Local government is suffering a reputational crisis as it is perceived to be incompetent, disorganised and riddled with corruption — perceptions which “at best we will be naive, and at worst, arrogant to simply brush off”, acting Co-operative Governance and Traditional Affairs Minister Nathi Mthethwa recently said.
Faltering service, crumbling infrastructure, maladministration and corruption were among the issues highlighted as problems by communities, and prompting service delivery protests. Local government also always scored the lowest in research surveys on public perceptions about the spheres of government.
He recently told delegates at the South African Local Government Association (Salga) conference in Durban that some municipalities were functioning well, and many councillors were performing efficiently, but “bold leadership” and support from other spheres of government were required to ensure municipalities delivered on their constitutional mandate.
Mthethwa said “drastic action” was required for the third tier of government to become more responsive and accountable and to turn around the negative perceptions — local government is often viewed as the coal- face of service delivery.
He said the local government turnaround strategy adopted in 2009, which becomes the municipal turnaround strategy at municipal level, needed to be integrated with municipal budgets and integrated development plans (IDPs).
Plans to target areas where service delivery backlogs were the highest needed to be completed by municipalities by the end of next month. Provinces and municipalities would be required to establish human settlements committees to oversee housing development in municipalities.
A concept document on the revised ward committee framework had been developed to deepen democracy. Community work programmes should be further supported, Mthethwa said.
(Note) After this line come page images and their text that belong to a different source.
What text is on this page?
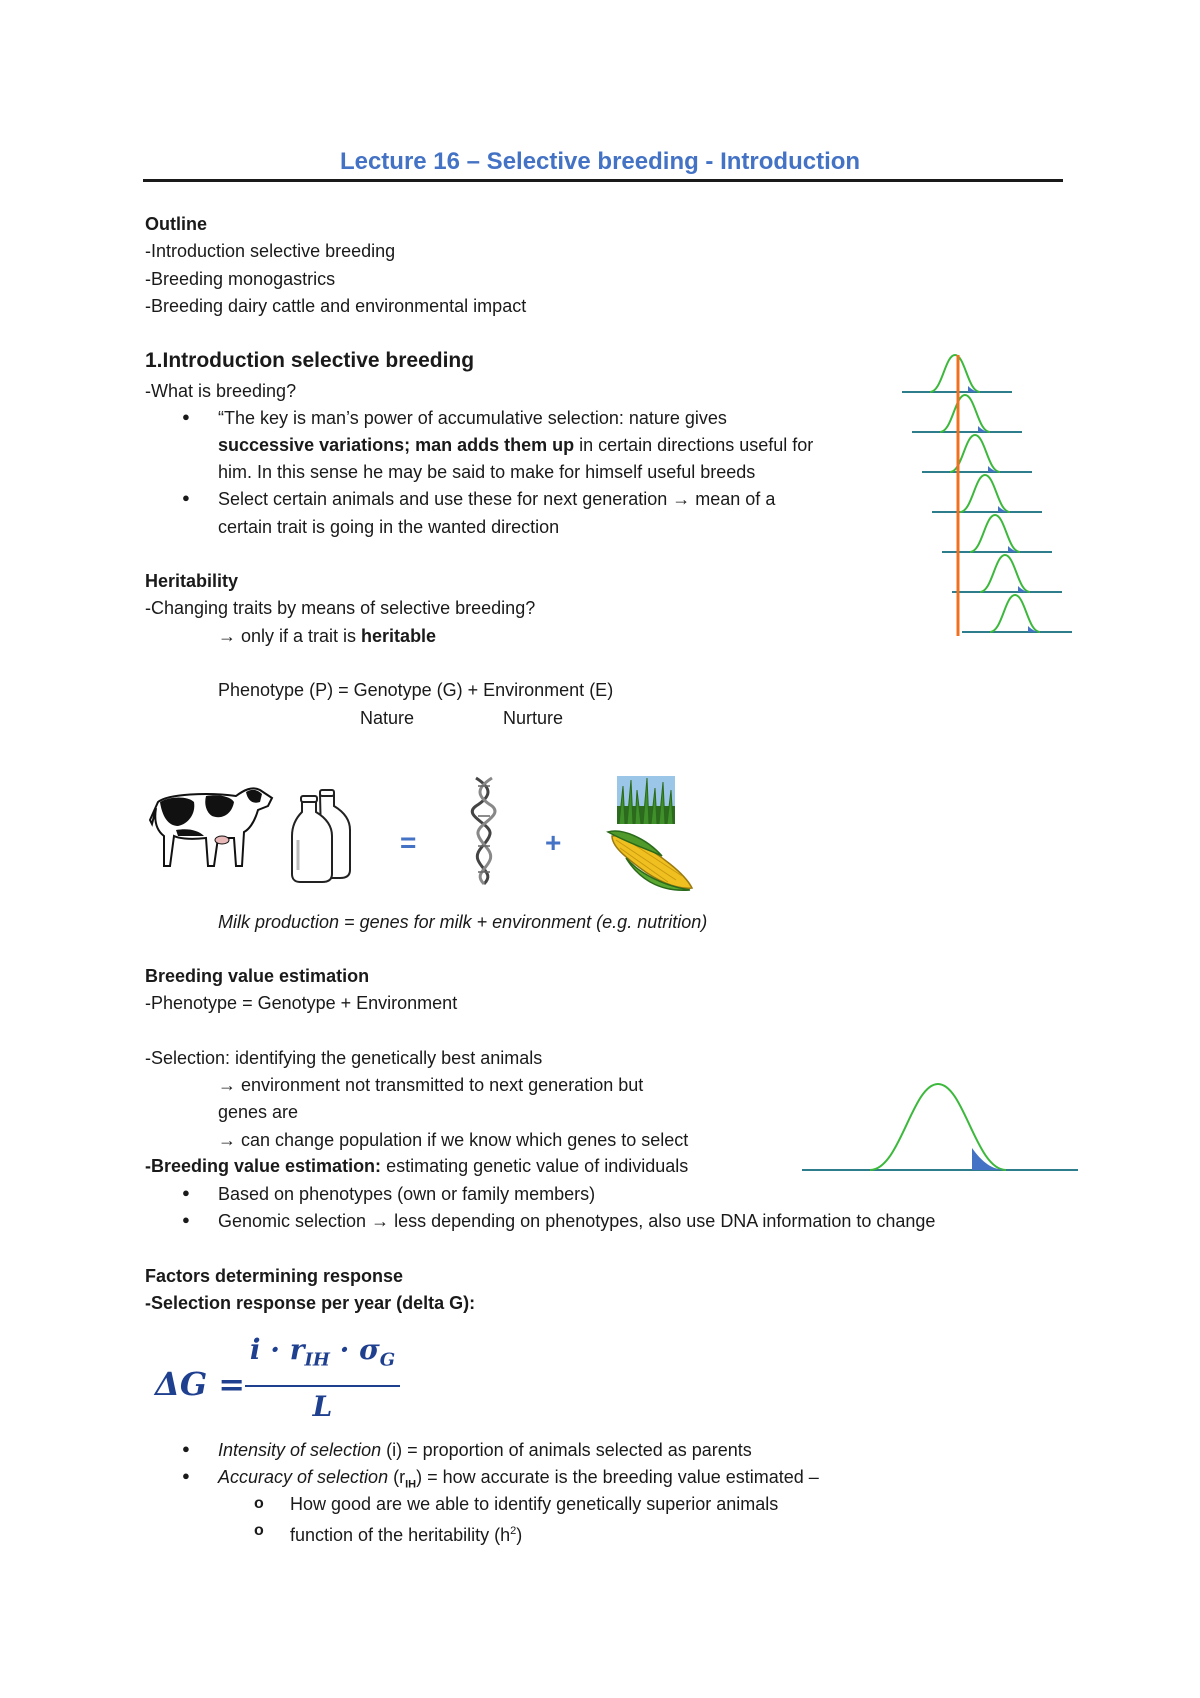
Lecture 16 – Selective breeding - Introduction
Outline
-Introduction selective breeding
-Breeding monogastrics
-Breeding dairy cattle and environmental impact
1.Introduction selective breeding
-What is breeding?
● “The key is man’s power of accumulative selection: nature gives
successive variations; man adds them up in certain directions useful for
him. In this sense he may be said to make for himself useful breeds
● Select certain animals and use these for next generation → mean of a
certain trait is going in the wanted direction
Heritability
-Changing traits by means of selective breeding?
→ only if a trait is heritable
Phenotype (P) = Genotype (G) + Environment (E)
Nature	Nurture
=	+
Milk production = genes for milk + environment (e.g. nutrition)
Breeding value estimation
-Phenotype = Genotype + Environment
-Selection: identifying the genetically best animals
→ environment not transmitted to next generation but
genes are
→ can change population if we know which genes to select
-Breeding value estimation: estimating genetic value of individuals
● Based on phenotypes (own or family members)
● Genomic selection → less depending on phenotypes, also use DNA information to change
Factors determining response
-Selection response per year (delta G):
ΔG =
$i \cdot r_{IH} \cdot \sigma_G$
L
● Intensity of selection (i) = proportion of animals selected as parents
● Accuracy of selection $(r_{IH})$ = how accurate is the breeding value estimated –
o How good are we able to identify genetically superior animals
o function of the heritability $(h^2)$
He said all 278 municipalities would also have to establish municipal public accounts committees by November 30 to promote good governance and help achieve clean audits.
Planning Minister Trevor Manuel said IDPs needed to include a broader range of developmental needs such as the provision of healthcare and rest and relaxation facilities.
He said municipalities needed to receive more funding and other government resources. When local governments built houses, they did not receive a concurrent increase in funding and this “puts local government in stress”.
Questioned about the performance of municipalities over the past five years, Salga chairman Amos Masondo said service delivery such as electrification, housing and road construction, was continuing, but “much more needs to be done”.